Long term outcomes of UDCA treated patients with PFIC3 is unknown and previous reports include follow up only up to 4 years [10]. Interestingly, Davit-Spraul et al. [11] reported that the threshold predicting a positive response to UDCA therapy in PFIC was represented by a percentage of biliary phospholipids of around 7%. This means that PFIC3 cases with milder mutations causing partial protein dysfunction also respond the UDCA treatment better. We believe that PFIC3 cases presenting later in life are therefore more likely to have milder mutations affecting MDR3 function and UDCA responsiveness.

Jacquemin et al. [10] observed a decrease in serum bile acid concentration in PFIC patients who responded to UDCA therapy (where response was defined by decreased transaminases) reflecting an improvement of biliary bile acid secretion. Serum total bile acid concentrations increased under UDCA therapy in patients who failed to respond. Although we found a significant decline in transaminase, GGT and alkaline phosphatase levels in our patient after UDCA treatment, we didn't observe a significant decline in serum bile acid concentrations. This may be due to a shorter time of follow up when compared to the study mentioned above where the follow up time interval ranged from 2-4 years.

In their case report, Lai et al. [12] presented a pediatric patient with small duct sclerosing cholangitis who later developed cholangiocellular carcinoma. However, in their report ABCB4 genetic testing of the patient was reported as sent but the result was not available at the time of submission. The patient indeed had two different missense variants in the ABCB4 gene that are associated with PFIC3 (personal communication to Dr. Joanne Lai, Ronen Arnon and Benjamin Shneider). Cholestasis, cholangitis, biliary cirrhosis and hepatocellular failure [13] are well described in the course of PFIC3 however cholangiocellular carcinoma must now also be considered. Screening and ongoing surveillance is likely indicated, but we lack data on the true incidence of malignant transformation of the biliary epithelum in this disorder. In our patient, CA 19-9 was elevated and MRI/MRCP did not show evidence of malignancy. Over time on UDCA, CA 19-9 began to decrease as well.

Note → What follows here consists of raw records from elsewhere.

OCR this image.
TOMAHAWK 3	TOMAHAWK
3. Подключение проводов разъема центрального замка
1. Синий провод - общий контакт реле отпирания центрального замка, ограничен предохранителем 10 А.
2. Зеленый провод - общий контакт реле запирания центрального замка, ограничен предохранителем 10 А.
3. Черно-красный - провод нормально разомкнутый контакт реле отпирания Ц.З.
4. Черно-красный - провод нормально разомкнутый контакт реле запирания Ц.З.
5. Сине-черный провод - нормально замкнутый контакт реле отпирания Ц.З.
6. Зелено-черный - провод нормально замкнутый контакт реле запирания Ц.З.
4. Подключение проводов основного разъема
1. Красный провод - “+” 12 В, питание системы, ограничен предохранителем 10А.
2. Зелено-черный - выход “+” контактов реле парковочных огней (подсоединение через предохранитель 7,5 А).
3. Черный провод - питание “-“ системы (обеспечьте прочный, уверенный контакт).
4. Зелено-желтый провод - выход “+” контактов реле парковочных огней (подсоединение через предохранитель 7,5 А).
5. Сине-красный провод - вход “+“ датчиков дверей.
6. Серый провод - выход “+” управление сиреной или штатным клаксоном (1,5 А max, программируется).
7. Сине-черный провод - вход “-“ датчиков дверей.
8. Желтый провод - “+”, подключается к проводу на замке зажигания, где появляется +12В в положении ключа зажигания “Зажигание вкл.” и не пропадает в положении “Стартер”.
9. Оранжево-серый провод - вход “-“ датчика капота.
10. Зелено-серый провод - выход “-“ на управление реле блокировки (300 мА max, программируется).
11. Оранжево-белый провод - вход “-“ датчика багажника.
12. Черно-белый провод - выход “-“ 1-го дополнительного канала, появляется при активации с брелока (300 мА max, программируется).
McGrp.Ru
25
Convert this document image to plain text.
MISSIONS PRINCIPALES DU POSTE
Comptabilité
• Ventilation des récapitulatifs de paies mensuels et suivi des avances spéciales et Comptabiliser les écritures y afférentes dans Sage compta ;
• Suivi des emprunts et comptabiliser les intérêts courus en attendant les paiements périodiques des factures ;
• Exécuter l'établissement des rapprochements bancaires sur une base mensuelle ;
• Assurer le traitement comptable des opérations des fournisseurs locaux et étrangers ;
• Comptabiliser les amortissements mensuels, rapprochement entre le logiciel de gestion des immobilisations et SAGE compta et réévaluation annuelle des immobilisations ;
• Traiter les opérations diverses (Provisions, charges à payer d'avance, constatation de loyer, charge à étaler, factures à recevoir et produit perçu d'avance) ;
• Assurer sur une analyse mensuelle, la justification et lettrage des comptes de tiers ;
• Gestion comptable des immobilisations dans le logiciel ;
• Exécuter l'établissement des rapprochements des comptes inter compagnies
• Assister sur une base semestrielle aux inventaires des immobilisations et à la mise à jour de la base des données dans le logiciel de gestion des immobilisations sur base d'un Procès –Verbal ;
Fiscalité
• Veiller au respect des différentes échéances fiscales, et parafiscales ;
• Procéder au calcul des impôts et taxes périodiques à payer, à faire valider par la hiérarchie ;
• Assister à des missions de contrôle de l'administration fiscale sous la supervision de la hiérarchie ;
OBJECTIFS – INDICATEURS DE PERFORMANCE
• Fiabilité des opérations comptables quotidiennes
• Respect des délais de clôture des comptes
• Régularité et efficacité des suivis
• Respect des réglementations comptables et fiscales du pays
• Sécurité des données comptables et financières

In summary, the diagnosis of PFIC3 should be considered in young adults with features of chronic cholestasis and/or biliary cirrhosis. If this disorder is not recognized early, prolonged cholestasis can cause elevated hepatic copper and increased urine copper excretion that overlap with current diagnostic criteria for WD. Failure of adequate response to treatment for WD in such a patient should raise suspicion of alternative diagnoses. As illustrated by this case, molecular diagnostics are very useful for establishing a diagnosis of PFIC3, and can be used for the screening of primary relatives of the patient. UDCA ameliorates cholestasis in PFIC3, and also helps mediate a reduction in hepatic copper content in response to treatment. Ongoing surveillance for cholangiocellular carcinoma should be considered as well.